A recent automobile accident on Interstate 80 left many members of a family dead or injured. Moore was there to speak with ambulance workers and other volunteers helped the family.
He was also in Walker, Calif., last week after a plane crashed while fighting the Cannon wildfire, killing the pilot and crew members.
He spoke with the those close to the victims, helping them come to terms with their shock and grief.
The sessions are two-fold: first, to allow the traumatized to express what they feel, then to coach them through the recovery process.
“Most importantly, they talk to each other,” Moore said. “We are just the facilitators giving them a safe place to talk about what they are feeling.”

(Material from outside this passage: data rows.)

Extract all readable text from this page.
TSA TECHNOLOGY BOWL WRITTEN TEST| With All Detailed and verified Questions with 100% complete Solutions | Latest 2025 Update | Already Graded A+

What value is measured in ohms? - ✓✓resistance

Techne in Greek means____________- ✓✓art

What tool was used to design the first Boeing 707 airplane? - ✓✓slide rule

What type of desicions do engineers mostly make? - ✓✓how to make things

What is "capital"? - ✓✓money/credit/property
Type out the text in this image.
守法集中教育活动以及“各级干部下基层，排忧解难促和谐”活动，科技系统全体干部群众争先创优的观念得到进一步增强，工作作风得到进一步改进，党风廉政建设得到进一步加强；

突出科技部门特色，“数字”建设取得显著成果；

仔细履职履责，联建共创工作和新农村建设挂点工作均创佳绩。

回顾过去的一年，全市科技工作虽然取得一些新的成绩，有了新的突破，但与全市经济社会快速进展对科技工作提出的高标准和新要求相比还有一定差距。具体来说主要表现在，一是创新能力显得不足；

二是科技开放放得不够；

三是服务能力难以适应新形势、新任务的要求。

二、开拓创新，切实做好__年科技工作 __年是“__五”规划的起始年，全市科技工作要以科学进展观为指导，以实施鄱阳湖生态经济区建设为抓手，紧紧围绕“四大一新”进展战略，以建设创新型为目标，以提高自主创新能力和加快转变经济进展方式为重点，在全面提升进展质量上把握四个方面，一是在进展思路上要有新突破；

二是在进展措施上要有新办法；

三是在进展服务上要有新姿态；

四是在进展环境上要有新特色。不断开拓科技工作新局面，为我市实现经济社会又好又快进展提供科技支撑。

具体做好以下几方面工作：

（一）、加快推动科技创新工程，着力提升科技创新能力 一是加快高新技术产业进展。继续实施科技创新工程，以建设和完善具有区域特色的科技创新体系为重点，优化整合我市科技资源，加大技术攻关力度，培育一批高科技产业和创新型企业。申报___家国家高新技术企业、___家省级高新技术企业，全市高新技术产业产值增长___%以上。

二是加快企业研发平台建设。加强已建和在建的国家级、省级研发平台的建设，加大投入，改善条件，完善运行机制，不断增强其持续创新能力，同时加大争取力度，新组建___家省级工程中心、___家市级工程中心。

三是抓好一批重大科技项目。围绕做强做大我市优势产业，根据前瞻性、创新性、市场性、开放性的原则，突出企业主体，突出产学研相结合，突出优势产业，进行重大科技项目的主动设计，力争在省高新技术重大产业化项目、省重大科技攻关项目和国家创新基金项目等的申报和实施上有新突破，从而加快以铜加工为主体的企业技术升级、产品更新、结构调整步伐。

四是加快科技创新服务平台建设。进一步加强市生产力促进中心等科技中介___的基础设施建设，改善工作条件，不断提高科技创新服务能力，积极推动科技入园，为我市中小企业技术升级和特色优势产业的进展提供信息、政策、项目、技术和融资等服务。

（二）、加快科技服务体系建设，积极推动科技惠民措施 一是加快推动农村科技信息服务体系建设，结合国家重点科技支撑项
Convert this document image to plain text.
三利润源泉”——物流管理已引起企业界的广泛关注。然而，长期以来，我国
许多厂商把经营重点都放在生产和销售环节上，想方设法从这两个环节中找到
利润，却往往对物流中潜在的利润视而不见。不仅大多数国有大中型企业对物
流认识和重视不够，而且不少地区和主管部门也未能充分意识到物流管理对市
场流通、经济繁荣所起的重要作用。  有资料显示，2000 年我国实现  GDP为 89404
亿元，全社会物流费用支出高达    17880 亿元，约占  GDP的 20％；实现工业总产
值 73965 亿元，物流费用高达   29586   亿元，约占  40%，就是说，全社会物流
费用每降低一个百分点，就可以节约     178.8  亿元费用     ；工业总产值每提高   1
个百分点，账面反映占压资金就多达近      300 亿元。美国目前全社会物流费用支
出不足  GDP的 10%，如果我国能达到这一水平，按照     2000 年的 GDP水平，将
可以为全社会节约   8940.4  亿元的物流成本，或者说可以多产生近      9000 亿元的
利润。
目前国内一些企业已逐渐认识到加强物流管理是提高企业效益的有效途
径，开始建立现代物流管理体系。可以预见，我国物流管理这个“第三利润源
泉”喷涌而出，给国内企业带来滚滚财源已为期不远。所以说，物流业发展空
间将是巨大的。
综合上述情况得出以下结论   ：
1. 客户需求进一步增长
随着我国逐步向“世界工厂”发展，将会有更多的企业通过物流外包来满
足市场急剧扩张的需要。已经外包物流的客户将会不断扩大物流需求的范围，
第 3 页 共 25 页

Volunteers explain common symptoms and the average length of time needed to pass through the grieving process and recommend counseling to those who continue to suffer.
Individual debriefings are also available and all sessions are confidential.
The counselors must also make sure they deal with the emotions appropriately.
“Like any type of trauma, when you’re going through it you’re not aware of how it’s affecting you until afterward. But you are impacted by it,” Moore explained. “We make sure to take care of ourselves as well.”
An Ireland native, Moore, 67, has lived in the United States nearly 44 years and serves as coordinator of the employee assistance program at Carson-Tahoe Hospital.